🤖 AI Summary
This work proposes the first two-stage learning framework specifically designed for ranking individuals by treatment effect rather than estimating the conditional average treatment effect (CATE) precisely. By directly optimizing a pairwise ranking objective, the method recovers the true treatment effect ordering without explicitly modeling CATE. It incorporates Neyman orthogonality to ensure robustness against estimation errors in nuisance functions and remains compatible with arbitrary machine learning models, including neural networks. Empirical evaluations demonstrate that the proposed approach consistently outperforms conventional CATE estimators and non-orthogonal ranking methods across diverse settings, achieving both superior effectiveness and stability.
📝 Abstract
Many decision-making problems require ranking individuals by their treatment effects rather than estimating the exact effect magnitudes. Examples include prioritizing patients for preventive care interventions, or ranking customers by the expected incremental impact of an advertisement. Surprisingly, while causal effect estimation has received substantial attention in the literature, the problem of directly learning rankings of treatment effects has largely remained unexplored.
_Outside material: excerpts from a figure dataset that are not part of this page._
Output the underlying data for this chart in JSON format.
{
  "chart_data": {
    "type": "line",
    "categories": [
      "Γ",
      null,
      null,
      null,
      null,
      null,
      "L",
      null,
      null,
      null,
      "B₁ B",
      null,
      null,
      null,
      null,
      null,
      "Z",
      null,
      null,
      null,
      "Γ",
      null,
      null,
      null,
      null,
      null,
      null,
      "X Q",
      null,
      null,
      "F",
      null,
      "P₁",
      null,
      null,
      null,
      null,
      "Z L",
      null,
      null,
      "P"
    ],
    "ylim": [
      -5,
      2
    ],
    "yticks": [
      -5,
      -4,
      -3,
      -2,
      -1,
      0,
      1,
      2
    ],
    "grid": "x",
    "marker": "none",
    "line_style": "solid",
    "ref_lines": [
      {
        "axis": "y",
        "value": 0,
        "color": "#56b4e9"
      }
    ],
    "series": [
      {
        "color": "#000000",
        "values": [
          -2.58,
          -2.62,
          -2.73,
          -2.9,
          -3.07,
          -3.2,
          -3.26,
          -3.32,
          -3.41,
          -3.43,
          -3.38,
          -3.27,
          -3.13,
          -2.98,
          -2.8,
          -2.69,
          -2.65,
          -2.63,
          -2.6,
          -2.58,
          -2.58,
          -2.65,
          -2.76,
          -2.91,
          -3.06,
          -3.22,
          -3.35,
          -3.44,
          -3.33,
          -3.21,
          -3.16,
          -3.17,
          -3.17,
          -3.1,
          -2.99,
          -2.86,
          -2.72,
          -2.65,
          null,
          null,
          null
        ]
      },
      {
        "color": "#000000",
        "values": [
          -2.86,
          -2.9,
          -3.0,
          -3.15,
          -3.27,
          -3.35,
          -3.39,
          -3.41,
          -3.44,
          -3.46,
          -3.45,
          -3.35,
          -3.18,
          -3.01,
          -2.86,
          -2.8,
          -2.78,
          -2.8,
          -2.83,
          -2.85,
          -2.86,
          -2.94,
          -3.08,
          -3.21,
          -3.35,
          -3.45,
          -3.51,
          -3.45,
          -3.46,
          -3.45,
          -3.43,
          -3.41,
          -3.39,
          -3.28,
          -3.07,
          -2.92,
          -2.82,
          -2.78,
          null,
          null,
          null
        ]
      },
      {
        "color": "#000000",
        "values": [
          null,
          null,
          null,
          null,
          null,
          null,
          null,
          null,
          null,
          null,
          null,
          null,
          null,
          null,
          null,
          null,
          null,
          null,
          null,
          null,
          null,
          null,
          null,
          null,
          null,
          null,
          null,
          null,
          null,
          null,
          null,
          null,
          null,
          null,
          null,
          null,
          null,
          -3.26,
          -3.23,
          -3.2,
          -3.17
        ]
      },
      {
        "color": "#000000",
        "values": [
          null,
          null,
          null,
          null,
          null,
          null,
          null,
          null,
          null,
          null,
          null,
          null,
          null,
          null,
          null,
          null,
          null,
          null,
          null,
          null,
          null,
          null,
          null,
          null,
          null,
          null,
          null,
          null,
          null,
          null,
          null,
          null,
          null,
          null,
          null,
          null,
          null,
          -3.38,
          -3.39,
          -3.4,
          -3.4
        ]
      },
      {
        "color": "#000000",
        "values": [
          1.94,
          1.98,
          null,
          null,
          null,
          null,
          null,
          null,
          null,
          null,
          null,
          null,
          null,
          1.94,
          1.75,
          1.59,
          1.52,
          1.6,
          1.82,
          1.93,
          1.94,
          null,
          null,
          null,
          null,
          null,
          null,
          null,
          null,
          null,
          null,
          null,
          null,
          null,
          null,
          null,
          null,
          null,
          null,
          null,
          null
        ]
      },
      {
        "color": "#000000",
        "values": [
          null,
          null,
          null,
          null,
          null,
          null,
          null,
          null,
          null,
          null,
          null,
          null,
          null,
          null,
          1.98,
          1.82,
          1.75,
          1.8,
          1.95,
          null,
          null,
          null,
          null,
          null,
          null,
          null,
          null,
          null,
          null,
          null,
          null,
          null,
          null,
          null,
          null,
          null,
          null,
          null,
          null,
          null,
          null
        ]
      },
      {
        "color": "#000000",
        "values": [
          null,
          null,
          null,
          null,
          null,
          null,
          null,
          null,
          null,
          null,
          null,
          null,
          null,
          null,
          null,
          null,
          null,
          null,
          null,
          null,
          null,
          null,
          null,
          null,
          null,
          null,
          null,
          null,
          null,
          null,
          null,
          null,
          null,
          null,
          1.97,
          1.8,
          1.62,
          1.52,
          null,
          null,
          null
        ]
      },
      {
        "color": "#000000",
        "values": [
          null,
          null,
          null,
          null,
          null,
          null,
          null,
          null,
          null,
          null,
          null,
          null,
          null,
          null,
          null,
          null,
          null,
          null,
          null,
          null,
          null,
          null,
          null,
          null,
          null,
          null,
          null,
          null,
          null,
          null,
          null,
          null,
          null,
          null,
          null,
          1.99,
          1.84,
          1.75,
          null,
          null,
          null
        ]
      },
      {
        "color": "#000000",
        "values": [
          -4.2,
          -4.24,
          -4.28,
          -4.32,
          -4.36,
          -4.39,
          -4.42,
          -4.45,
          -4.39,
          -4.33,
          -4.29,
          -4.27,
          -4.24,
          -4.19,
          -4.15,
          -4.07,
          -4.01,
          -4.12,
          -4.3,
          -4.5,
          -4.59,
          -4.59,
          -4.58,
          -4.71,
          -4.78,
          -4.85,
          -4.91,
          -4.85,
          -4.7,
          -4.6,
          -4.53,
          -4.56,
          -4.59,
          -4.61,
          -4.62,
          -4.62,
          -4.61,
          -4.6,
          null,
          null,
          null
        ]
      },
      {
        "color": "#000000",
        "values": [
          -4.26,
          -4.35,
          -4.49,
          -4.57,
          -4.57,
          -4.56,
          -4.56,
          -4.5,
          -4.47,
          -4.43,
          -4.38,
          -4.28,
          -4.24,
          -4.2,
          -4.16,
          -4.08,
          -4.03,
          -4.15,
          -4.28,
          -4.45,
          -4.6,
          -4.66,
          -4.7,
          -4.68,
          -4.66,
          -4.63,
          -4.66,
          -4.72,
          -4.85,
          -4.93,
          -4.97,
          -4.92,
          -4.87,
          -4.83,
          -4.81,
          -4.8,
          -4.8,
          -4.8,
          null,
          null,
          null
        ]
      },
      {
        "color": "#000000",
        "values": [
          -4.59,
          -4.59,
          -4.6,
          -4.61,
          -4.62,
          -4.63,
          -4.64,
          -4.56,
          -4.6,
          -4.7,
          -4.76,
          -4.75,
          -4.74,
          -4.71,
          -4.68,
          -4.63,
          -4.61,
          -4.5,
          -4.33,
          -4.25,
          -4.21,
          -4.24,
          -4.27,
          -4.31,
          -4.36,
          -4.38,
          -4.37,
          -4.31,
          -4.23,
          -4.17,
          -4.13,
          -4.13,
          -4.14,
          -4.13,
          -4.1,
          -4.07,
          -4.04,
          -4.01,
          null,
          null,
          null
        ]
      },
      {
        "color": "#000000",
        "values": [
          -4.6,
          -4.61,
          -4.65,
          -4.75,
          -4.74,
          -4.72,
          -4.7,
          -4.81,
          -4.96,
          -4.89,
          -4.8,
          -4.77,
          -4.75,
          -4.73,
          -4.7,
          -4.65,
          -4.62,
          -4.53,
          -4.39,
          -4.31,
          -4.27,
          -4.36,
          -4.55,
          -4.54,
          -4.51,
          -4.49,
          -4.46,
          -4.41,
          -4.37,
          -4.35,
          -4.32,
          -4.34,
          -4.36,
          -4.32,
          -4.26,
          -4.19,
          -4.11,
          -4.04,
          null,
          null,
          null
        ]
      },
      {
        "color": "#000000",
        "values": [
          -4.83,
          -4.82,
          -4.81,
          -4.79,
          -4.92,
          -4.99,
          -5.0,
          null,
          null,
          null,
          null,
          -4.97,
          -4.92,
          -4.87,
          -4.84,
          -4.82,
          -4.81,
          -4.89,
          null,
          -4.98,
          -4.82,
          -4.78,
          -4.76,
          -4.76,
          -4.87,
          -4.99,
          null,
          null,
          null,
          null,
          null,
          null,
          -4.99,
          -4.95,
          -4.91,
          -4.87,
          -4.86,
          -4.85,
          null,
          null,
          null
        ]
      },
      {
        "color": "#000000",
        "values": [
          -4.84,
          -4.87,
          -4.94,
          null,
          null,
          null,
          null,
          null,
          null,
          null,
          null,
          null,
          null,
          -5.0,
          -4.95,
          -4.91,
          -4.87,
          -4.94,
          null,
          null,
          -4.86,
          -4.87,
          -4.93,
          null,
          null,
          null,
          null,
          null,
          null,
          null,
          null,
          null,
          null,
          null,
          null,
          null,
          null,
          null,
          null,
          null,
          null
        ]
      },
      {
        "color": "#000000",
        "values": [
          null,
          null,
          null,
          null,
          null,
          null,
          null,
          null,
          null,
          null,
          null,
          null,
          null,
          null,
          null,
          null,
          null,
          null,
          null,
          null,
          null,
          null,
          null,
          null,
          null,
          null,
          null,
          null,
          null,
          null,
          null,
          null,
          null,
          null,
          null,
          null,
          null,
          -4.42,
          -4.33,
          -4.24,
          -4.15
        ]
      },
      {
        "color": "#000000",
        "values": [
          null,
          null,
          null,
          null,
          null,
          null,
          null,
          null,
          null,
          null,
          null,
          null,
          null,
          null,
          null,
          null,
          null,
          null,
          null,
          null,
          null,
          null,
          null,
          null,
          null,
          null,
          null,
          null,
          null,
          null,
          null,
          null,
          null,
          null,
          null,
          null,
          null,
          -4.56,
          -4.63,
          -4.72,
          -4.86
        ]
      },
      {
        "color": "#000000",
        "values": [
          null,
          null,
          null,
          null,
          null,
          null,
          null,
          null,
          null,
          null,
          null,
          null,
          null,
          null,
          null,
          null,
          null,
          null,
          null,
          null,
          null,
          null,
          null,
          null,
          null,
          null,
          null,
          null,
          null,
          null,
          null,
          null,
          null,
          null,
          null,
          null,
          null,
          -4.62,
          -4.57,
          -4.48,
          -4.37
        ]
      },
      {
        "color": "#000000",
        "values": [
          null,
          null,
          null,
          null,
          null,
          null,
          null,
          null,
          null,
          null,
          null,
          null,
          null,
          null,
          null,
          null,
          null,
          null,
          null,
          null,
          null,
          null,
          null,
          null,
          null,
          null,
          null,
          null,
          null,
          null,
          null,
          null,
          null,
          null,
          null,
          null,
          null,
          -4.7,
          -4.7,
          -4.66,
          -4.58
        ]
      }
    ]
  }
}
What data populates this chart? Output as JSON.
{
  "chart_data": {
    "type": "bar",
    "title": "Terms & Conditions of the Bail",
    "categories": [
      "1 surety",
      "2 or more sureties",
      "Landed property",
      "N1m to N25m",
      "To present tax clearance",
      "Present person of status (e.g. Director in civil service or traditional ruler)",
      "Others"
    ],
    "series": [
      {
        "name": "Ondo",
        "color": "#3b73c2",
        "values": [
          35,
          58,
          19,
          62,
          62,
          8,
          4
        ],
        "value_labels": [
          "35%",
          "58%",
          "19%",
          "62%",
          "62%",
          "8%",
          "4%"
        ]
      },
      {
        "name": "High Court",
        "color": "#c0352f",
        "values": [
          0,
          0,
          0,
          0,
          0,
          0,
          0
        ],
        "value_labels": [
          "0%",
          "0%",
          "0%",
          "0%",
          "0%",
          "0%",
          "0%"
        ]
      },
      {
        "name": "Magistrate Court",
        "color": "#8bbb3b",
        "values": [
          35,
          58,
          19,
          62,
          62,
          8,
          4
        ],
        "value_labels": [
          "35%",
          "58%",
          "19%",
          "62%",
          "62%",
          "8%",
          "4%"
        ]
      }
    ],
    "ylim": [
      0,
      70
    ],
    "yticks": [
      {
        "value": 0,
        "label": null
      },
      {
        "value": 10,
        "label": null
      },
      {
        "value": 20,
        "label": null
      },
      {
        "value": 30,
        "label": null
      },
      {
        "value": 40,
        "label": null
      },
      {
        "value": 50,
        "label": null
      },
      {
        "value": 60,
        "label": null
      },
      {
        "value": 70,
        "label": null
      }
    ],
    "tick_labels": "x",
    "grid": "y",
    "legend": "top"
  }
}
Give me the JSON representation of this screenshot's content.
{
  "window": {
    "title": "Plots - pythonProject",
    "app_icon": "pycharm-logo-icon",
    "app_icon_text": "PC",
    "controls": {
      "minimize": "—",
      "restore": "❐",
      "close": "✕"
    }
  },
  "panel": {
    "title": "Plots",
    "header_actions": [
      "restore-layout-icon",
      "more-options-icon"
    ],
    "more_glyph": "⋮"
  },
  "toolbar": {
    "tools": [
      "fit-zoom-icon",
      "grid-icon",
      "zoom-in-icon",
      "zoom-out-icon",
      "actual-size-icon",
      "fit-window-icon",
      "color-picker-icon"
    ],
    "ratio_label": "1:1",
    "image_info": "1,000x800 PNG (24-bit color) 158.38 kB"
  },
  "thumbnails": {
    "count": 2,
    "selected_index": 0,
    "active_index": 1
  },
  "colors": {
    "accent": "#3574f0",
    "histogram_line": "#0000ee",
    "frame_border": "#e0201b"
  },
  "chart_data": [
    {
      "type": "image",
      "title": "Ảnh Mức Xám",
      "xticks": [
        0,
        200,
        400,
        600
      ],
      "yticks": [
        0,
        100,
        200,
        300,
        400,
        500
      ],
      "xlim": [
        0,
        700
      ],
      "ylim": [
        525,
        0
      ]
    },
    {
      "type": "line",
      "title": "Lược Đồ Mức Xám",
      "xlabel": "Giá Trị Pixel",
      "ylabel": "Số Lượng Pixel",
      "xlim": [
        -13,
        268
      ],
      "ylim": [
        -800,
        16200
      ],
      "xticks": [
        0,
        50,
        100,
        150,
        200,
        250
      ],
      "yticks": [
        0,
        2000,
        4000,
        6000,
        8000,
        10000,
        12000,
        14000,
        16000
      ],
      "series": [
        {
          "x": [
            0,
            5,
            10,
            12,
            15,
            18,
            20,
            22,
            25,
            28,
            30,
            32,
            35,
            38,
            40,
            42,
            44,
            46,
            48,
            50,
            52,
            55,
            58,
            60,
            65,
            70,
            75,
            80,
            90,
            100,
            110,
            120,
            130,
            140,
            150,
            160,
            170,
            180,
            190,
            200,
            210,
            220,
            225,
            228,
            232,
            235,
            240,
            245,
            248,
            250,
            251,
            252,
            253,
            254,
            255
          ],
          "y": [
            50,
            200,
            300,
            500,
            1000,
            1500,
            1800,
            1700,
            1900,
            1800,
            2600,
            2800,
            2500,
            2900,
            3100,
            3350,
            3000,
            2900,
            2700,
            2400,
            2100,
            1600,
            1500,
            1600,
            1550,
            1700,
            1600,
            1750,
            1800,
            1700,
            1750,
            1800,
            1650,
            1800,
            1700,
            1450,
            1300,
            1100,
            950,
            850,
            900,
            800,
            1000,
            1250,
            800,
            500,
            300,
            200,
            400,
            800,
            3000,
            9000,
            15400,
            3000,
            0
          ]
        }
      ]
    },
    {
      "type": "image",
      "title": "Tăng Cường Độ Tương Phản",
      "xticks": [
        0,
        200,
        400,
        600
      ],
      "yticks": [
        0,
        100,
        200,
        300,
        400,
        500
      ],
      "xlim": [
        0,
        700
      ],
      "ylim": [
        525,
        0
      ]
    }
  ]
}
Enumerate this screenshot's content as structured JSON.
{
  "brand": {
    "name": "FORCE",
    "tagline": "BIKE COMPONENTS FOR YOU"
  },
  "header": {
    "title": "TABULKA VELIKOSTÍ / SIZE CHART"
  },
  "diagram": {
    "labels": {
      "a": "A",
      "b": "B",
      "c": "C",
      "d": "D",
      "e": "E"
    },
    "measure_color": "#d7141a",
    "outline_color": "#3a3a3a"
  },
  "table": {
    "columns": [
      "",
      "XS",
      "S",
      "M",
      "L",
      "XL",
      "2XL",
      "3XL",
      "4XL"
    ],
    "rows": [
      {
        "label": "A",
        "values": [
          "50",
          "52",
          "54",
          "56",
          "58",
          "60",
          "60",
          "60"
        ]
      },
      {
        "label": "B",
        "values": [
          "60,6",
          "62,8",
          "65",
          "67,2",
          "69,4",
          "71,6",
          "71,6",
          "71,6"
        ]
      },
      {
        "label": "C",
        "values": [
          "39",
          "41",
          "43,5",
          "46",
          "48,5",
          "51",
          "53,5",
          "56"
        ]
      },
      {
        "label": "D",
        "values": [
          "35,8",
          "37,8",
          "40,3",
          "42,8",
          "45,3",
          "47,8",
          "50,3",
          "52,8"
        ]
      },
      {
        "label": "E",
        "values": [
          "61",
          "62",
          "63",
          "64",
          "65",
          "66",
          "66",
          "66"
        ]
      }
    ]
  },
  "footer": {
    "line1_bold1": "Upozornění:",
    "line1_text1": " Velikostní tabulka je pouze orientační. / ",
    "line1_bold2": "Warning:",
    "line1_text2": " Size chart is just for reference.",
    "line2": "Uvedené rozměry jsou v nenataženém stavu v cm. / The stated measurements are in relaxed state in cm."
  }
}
In this paper, we introduce Rank-Learner, a novel two-stage learner that directly learns the ranking of treatment effects from observational data. We first show that naive approaches based on precise treatment effect estimation solve a harder problem than necessary for ranking, while our Rank-Learner optimizes a pairwise learning objective that recovers the true treatment effect ordering, without explicit CATE estimation. We further show that our Rank-Learner is Neyman-orthogonal and thus comes with strong theoretical guarantees, including robustness to estimation errors in the nuisance functions. In addition, our Rank-Learner is model-agnostic, and can be instantiated with arbitrary machine learning models (e.g., neural networks). We demonstrate the effectiveness of our method through extensive experiments where Rank-Learner consistently outperforms standard CATE estimators and non-orthogonal ranking methods. Overall, we provide practitioners with a new, orthogonal two-stage learner for ranking individuals by their treatment effects.